VLVL2 (1): Television (part 3)

Tim Strzechowski dedalus204 at comcast.net
Mon Jul 21 03:54:16 CDT 2003


continuing . . . 

Isaiah 2:4 locates the source of televisual culture in the sixties, the generation that should have been most vehemently opposed to it, but because of a lack of "understanding" allowed it to take over their lives. As Joseph Slade points out, "what happened to the Rocket in Gravity's Rainbow happens to television in Vineland, an instrument for change becomes an instrument for the status quo" (128). Miller also criticizes the sixties for offering no "heroic deviation from our culture's movement towards T.V." (8), pointing out that T.V. and its advertising structures were actually antecedent to, and thus complicit in the sixties: 

That "youth culture," first of all, was an indirect derivative of the "youth market" encouraged in the Fifties, when the young acquired a nascent group identity from T.V. and its eager advertisers. Furthermore, the "counterculture" was dependent on the mass media - contrary to the Luddite and/or pastoral mythology of the era. The familiar symbols and catchphrases of the young gained currency through films, through radio and television through albums and concerts deftly engineered. And television left its traces even on the high ground of counterculture ideology. (Miller 9) 

The sixties counterculture (if it can be prefixed "counter") failed to realize that by using the resources of the mass media establishment it would eventually be subsumed in its structures. The quintessence of this attitude is the 24fps film collective who believed the medium they were using had little to do with the message they purported to spread. It is this attitude of "innocence" that is genealogically linked to a 1984 in which social and aesthetic reality cannot be discerned from the medium; a situation that is portentously alluded to when Frenesi "inscribed in the viewfinder a TV-screen shape so you could frame a shot for the evening news." 

The Televisual Solution 

Isaiah 2:4 and Prairie are natives of a televisual world. Unlike the sixties leftovers of the novel, televisual reference falls from their lips with all the nonchalance of a proverb or a curse. At the family picnic Sasha tries to get Prairie to sing the theme from Gilligan' s Island as she did as a baby; Prairie refuses in a gesture that perfectly bespeaks the relevance of the televisual in her life, suggesting both infantility and inanity. Although Isaiah and Prairie remain constructed by their televisual environment, it is still an act of critical presumption to read the close of the novel in the tradition of the fall of the American dream. Elaine Safer reads the ending of Vineland in such a way: "The primary tone at the novel's close is that of a fallen world. The novel begins with blue jays bothering the dog Desmond and ends with their demise" (122). That Desmond has eaten the Blue Jays need not be read in this derogatory sense. In the text's opening the Blue Jays seem to represent uncertainty, and for Zoyd they are portentous of the destruction of the family and its home. As mentioned earlier they also represent the imperfection of communication into which deconstruction has delved. That Vineland concludes with Desmond eating the Blue Jays and "thinking he was home" suggests neither apocalypse nor certainty, only the simple dream of a shared reality, a shared homeland, a shared perception, significance, and history. 

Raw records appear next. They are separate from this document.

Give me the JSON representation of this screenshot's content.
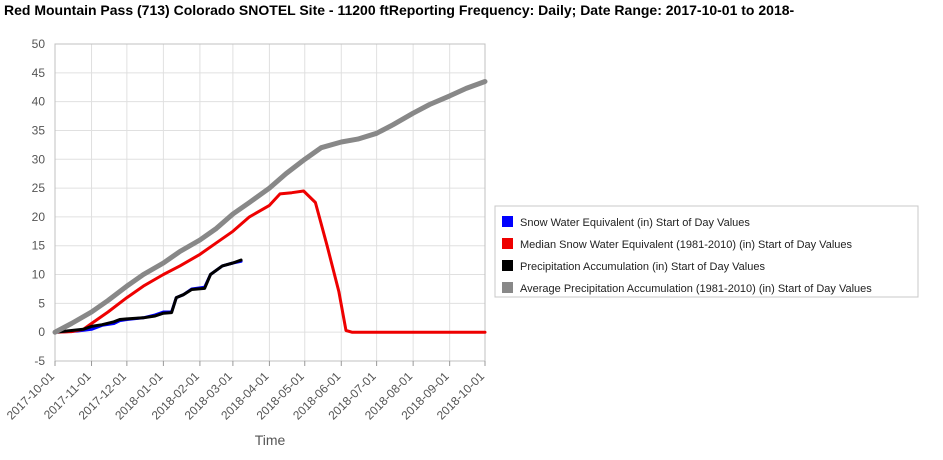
{
  "title": "Red Mountain Pass (713) Colorado  SNOTEL Site - 11200 ftReporting Frequency: Daily; Date Range: 2017-10-01 to 2018-",
  "chart_data": {
    "type": "line",
    "xlabel": "Time",
    "ylabel": "",
    "ylim": [
      -5,
      50
    ],
    "yticks": [
      -5,
      0,
      5,
      10,
      15,
      20,
      25,
      30,
      35,
      40,
      45,
      50
    ],
    "xlim": [
      "2017-10-01",
      "2018-10-01"
    ],
    "xticks": [
      "2017-10-01",
      "2017-11-01",
      "2017-12-01",
      "2018-01-01",
      "2018-02-01",
      "2018-03-01",
      "2018-04-01",
      "2018-05-01",
      "2018-06-01",
      "2018-07-01",
      "2018-08-01",
      "2018-09-01",
      "2018-10-01"
    ],
    "grid": true,
    "legend_position": "right",
    "series": [
      {
        "name": "Snow Water Equivalent (in) Start of Day Values",
        "color": "#0000ff",
        "width": 3,
        "points": [
          [
            "2017-10-01",
            0
          ],
          [
            "2017-10-20",
            0.2
          ],
          [
            "2017-11-01",
            0.5
          ],
          [
            "2017-11-10",
            1.2
          ],
          [
            "2017-11-20",
            1.5
          ],
          [
            "2017-11-25",
            2.0
          ],
          [
            "2017-12-01",
            2.2
          ],
          [
            "2017-12-15",
            2.5
          ],
          [
            "2017-12-25",
            3.0
          ],
          [
            "2018-01-01",
            3.5
          ],
          [
            "2018-01-08",
            3.5
          ],
          [
            "2018-01-12",
            6.0
          ],
          [
            "2018-01-18",
            6.5
          ],
          [
            "2018-01-25",
            7.5
          ],
          [
            "2018-02-05",
            7.8
          ],
          [
            "2018-02-10",
            10.0
          ],
          [
            "2018-02-20",
            11.5
          ],
          [
            "2018-03-01",
            12.0
          ],
          [
            "2018-03-08",
            12.3
          ]
        ]
      },
      {
        "name": "Median Snow Water Equivalent (1981-2010) (in) Start of Day Values",
        "color": "#ee0000",
        "width": 3,
        "points": [
          [
            "2017-10-01",
            0
          ],
          [
            "2017-10-15",
            0.1
          ],
          [
            "2017-10-25",
            0.5
          ],
          [
            "2017-11-01",
            1.5
          ],
          [
            "2017-11-15",
            3.5
          ],
          [
            "2017-12-01",
            6.0
          ],
          [
            "2017-12-15",
            8.0
          ],
          [
            "2018-01-01",
            10.0
          ],
          [
            "2018-01-15",
            11.5
          ],
          [
            "2018-02-01",
            13.5
          ],
          [
            "2018-02-15",
            15.5
          ],
          [
            "2018-03-01",
            17.5
          ],
          [
            "2018-03-15",
            20.0
          ],
          [
            "2018-04-01",
            22.0
          ],
          [
            "2018-04-10",
            24.0
          ],
          [
            "2018-04-20",
            24.2
          ],
          [
            "2018-04-30",
            24.5
          ],
          [
            "2018-05-10",
            22.5
          ],
          [
            "2018-05-20",
            15.0
          ],
          [
            "2018-05-30",
            7.0
          ],
          [
            "2018-06-05",
            0.3
          ],
          [
            "2018-06-10",
            0
          ],
          [
            "2018-10-01",
            0
          ]
        ]
      },
      {
        "name": "Precipitation Accumulation (in) Start of Day Values",
        "color": "#000000",
        "width": 3,
        "points": [
          [
            "2017-10-01",
            0
          ],
          [
            "2017-10-15",
            0.3
          ],
          [
            "2017-10-25",
            0.5
          ],
          [
            "2017-11-01",
            1.0
          ],
          [
            "2017-11-10",
            1.3
          ],
          [
            "2017-11-20",
            1.8
          ],
          [
            "2017-11-25",
            2.2
          ],
          [
            "2017-12-01",
            2.3
          ],
          [
            "2017-12-15",
            2.5
          ],
          [
            "2017-12-25",
            2.8
          ],
          [
            "2018-01-01",
            3.3
          ],
          [
            "2018-01-08",
            3.4
          ],
          [
            "2018-01-12",
            6.0
          ],
          [
            "2018-01-18",
            6.5
          ],
          [
            "2018-01-25",
            7.4
          ],
          [
            "2018-02-05",
            7.6
          ],
          [
            "2018-02-10",
            10.0
          ],
          [
            "2018-02-20",
            11.5
          ],
          [
            "2018-03-01",
            12.0
          ],
          [
            "2018-03-08",
            12.5
          ]
        ]
      },
      {
        "name": "Average Precipitation Accumulation (1981-2010) (in) Start of Day Values",
        "color": "#888888",
        "width": 5,
        "points": [
          [
            "2017-10-01",
            0
          ],
          [
            "2017-10-15",
            1.5
          ],
          [
            "2017-11-01",
            3.5
          ],
          [
            "2017-11-15",
            5.5
          ],
          [
            "2017-12-01",
            8.0
          ],
          [
            "2017-12-15",
            10.0
          ],
          [
            "2018-01-01",
            12.0
          ],
          [
            "2018-01-15",
            14.0
          ],
          [
            "2018-02-01",
            16.0
          ],
          [
            "2018-02-15",
            18.0
          ],
          [
            "2018-03-01",
            20.5
          ],
          [
            "2018-03-15",
            22.5
          ],
          [
            "2018-04-01",
            25.0
          ],
          [
            "2018-04-15",
            27.5
          ],
          [
            "2018-05-01",
            30.0
          ],
          [
            "2018-05-15",
            32.0
          ],
          [
            "2018-06-01",
            33.0
          ],
          [
            "2018-06-15",
            33.5
          ],
          [
            "2018-07-01",
            34.5
          ],
          [
            "2018-07-15",
            36.0
          ],
          [
            "2018-08-01",
            38.0
          ],
          [
            "2018-08-15",
            39.5
          ],
          [
            "2018-09-01",
            41.0
          ],
          [
            "2018-09-15",
            42.3
          ],
          [
            "2018-10-01",
            43.5
          ]
        ]
      }
    ]
  }
}
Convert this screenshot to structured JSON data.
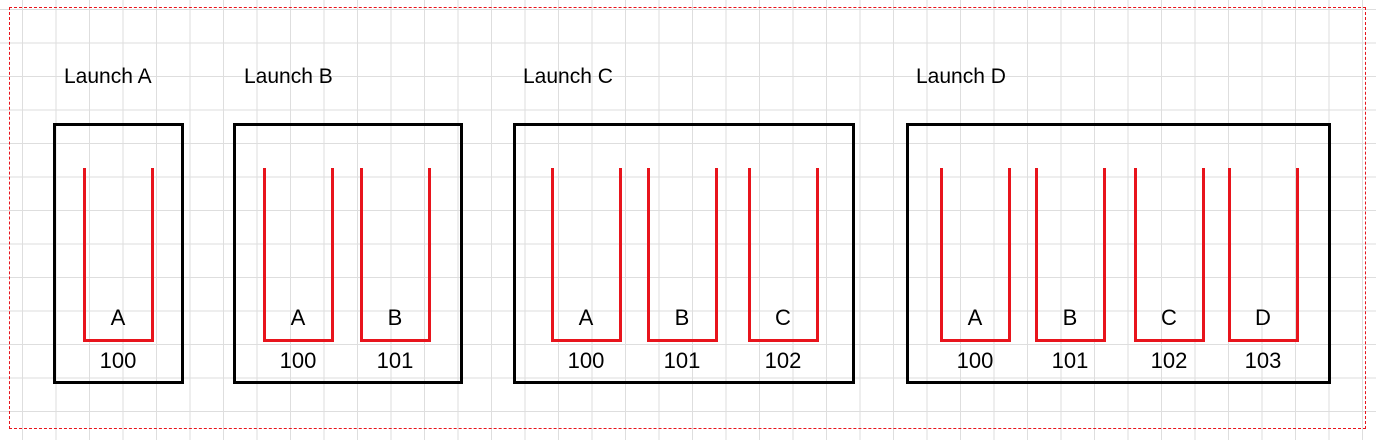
{
  "colors": {
    "tube": "#e8141c",
    "box": "#000000",
    "grid": "#dedede",
    "selection": "#e8141c"
  },
  "launches": [
    {
      "title": "Launch A",
      "slots": [
        {
          "letter": "A",
          "number": "100"
        }
      ]
    },
    {
      "title": "Launch B",
      "slots": [
        {
          "letter": "A",
          "number": "100"
        },
        {
          "letter": "B",
          "number": "101"
        }
      ]
    },
    {
      "title": "Launch C",
      "slots": [
        {
          "letter": "A",
          "number": "100"
        },
        {
          "letter": "B",
          "number": "101"
        },
        {
          "letter": "C",
          "number": "102"
        }
      ]
    },
    {
      "title": "Launch D",
      "slots": [
        {
          "letter": "A",
          "number": "100"
        },
        {
          "letter": "B",
          "number": "101"
        },
        {
          "letter": "C",
          "number": "102"
        },
        {
          "letter": "D",
          "number": "103"
        }
      ]
    }
  ]
}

The televisual word of Vineland is that of a naive, shared reality. By placing us within the realm of convincing "cultural artefacts," it precludes any critical comment upon them; at the same time it situates new historicist critical practice in the same time slot. Vineland offers a version of the sixties and traces various contemporary elements of society back to that time, illustrated by Isaiah's claim that television's hegemony originated in the sixties' counterculture; however, it cannot offer any concrete knowledge or prescriptives for the present. As a result, notions of recuperation or fall remain somewhere behind the novel's flickering surface.